I have 2 things I need to do. 1) Determine the differential area element and eventually integrate this function over that surface and 2) determine the limits of integration for a corresponding volume integral. I wonder if Spivak would help in this? His intro text.

Last edited: Jun 27, 2011
16. Jun 28, 2011

Born2bwire

If you are still trying to integrate the gradient of your potential over an equipotential surface, then you can take a few shortcuts. Namely, the gradient of the potential will always be constant and point in the same direction as your surface normal. So the result of the integral is the area of your surface times some constant related to the gradient of your potential. So if you have a simple surface (sphere, cylinder, etc) then you do not really need to work the integral. Only if you have a complicated surface would you need to work the integral by virtue to just get the area. So your surface element depends upon your system of coordinates and the variables that you are integrating over.
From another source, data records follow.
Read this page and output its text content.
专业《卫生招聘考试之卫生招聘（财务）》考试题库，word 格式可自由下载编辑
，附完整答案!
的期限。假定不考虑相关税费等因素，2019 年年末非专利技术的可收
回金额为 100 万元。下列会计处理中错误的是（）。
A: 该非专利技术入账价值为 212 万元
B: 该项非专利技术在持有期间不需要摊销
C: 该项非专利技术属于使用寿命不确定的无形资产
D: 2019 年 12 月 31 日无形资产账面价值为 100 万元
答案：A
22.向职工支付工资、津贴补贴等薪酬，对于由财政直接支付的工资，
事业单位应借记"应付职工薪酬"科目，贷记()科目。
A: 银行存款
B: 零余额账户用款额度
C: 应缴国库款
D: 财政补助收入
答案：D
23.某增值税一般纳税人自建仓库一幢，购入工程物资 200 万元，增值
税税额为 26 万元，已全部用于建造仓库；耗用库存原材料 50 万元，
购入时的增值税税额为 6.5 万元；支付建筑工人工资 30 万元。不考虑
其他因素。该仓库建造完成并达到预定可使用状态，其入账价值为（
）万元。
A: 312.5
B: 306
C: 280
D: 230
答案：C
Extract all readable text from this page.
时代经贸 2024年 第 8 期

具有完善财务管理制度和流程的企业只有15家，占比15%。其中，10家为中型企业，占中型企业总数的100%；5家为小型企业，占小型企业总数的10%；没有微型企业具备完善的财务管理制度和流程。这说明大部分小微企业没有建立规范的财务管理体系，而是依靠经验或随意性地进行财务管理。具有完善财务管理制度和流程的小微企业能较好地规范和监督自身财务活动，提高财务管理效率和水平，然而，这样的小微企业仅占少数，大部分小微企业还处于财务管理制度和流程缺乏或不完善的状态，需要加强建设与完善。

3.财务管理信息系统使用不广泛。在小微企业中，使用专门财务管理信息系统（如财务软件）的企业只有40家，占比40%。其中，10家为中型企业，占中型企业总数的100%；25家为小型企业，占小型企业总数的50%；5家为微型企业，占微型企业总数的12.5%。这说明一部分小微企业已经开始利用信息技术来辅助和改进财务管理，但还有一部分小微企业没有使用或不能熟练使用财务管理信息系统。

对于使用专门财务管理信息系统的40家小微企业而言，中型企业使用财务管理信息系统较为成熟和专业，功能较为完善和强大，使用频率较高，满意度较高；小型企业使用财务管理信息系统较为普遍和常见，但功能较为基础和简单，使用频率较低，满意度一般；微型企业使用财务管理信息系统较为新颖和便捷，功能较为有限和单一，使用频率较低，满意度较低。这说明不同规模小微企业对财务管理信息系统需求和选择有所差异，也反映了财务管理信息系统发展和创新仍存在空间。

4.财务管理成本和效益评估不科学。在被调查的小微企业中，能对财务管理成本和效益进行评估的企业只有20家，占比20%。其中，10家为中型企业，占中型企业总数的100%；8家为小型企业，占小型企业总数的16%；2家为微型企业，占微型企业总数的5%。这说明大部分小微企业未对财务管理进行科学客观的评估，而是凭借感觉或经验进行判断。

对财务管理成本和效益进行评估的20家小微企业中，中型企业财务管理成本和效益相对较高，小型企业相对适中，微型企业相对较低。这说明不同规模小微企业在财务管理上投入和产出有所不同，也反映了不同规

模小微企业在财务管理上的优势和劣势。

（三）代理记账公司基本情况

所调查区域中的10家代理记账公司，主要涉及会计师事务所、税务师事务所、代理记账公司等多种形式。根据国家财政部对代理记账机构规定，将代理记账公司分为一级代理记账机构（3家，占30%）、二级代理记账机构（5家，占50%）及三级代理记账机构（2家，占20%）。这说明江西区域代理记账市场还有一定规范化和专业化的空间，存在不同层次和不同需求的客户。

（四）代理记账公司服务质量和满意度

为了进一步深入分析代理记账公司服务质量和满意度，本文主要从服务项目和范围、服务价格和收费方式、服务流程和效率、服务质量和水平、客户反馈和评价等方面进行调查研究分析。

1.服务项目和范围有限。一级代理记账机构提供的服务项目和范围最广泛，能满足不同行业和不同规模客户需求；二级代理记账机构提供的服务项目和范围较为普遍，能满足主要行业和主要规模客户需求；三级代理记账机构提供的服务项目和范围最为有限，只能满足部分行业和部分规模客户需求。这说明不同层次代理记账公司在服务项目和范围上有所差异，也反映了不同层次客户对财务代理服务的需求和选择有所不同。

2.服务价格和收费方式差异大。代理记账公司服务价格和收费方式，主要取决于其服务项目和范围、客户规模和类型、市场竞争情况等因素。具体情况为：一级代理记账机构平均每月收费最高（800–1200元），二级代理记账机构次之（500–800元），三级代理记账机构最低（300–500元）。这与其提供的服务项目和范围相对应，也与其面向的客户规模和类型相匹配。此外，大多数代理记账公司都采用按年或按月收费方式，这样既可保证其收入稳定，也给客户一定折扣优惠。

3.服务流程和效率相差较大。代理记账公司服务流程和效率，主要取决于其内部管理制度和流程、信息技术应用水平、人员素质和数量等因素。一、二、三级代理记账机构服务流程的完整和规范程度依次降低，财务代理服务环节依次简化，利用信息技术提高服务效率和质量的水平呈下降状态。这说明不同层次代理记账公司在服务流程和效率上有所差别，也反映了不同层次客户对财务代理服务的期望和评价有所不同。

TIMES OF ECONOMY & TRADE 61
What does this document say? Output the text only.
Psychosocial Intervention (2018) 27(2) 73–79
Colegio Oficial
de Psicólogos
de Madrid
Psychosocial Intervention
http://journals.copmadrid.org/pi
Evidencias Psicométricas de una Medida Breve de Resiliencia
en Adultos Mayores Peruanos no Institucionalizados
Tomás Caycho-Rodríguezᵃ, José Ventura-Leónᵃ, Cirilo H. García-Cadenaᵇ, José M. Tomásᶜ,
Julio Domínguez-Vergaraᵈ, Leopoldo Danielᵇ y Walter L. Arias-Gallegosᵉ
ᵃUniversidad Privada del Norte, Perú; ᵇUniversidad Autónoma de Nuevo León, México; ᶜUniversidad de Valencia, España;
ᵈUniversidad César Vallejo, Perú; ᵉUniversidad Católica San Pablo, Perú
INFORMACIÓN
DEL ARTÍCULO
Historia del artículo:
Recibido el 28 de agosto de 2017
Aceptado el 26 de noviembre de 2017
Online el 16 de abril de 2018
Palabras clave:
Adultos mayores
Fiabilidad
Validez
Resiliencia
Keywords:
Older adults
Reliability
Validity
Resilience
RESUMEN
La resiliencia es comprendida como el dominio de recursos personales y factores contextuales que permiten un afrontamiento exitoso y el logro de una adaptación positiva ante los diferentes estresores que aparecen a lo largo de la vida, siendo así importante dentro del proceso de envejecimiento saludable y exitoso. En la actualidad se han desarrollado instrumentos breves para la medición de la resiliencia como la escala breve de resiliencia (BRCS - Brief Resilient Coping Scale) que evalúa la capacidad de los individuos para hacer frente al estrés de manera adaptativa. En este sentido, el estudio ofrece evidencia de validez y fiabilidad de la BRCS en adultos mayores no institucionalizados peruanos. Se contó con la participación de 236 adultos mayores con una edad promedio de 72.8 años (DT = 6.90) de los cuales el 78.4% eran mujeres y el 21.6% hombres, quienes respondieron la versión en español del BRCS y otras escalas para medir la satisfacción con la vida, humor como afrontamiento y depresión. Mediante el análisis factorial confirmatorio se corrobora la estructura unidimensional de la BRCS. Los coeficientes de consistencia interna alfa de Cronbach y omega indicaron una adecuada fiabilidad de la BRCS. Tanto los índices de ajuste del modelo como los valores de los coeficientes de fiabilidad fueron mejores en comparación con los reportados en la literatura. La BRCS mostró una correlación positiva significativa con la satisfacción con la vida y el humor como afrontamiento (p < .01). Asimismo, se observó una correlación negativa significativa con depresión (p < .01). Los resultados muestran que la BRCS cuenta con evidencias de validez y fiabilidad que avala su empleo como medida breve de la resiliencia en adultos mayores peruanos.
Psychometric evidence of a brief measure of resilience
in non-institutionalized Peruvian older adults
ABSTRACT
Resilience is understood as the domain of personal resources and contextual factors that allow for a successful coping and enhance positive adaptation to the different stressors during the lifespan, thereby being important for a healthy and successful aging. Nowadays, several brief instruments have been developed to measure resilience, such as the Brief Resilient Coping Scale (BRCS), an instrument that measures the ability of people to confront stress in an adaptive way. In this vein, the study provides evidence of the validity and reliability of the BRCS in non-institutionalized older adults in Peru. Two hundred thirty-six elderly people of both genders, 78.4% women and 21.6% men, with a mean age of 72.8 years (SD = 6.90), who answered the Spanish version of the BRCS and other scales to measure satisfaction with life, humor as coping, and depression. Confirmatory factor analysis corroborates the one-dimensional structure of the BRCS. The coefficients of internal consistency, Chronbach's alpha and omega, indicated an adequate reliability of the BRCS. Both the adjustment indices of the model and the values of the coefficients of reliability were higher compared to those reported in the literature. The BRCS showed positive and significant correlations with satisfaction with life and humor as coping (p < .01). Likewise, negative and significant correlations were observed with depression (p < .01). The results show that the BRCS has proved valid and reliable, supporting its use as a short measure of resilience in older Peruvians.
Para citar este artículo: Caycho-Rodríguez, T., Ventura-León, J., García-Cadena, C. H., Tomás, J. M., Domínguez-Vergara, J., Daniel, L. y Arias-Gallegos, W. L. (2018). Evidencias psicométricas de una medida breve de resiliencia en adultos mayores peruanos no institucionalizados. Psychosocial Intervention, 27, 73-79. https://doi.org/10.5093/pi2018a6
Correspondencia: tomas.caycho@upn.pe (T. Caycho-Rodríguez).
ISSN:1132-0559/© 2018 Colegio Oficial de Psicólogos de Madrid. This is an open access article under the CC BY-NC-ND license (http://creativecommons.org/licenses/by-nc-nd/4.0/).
For example, in cartesian coordinates then it is always something like $\hat{z}dxdy$. If it is more complicated, then you should try to parameterize your equation for the surface.

17. Jun 28, 2011

Pengwuino

I've decided to use the potential $A_0e^{-{{r}\over{r_0}}^2}rcos(\theta)$

So far, I've determined the equipotential surfaces are given by

$$x^2 + y^2 + {{z^2}\over{2}} = {{r_0^2ln(z)}\over{2}}+C$$

where the C is a constant that will denote the equipotential surface I believe. These surfaces are very complicated so I can't use any symmetry arguments to make things simpler. I wish I knew how to even look at the surface in Mathematica.

18. Jun 29, 2011

BruceW

The gradient of the potential would point in the direction of the surface normal, but why would the gradient of the potential be constant?

19. Jun 29, 2011

Pengwuino

Yah that can't be true for arbitrary surfaces.

20. Jun 29, 2011

Born2bwire

:uhh:

I feel ashamed with myself. I can't believe I've been making these posts. Ok... where is that memory erase and reset button for this thread...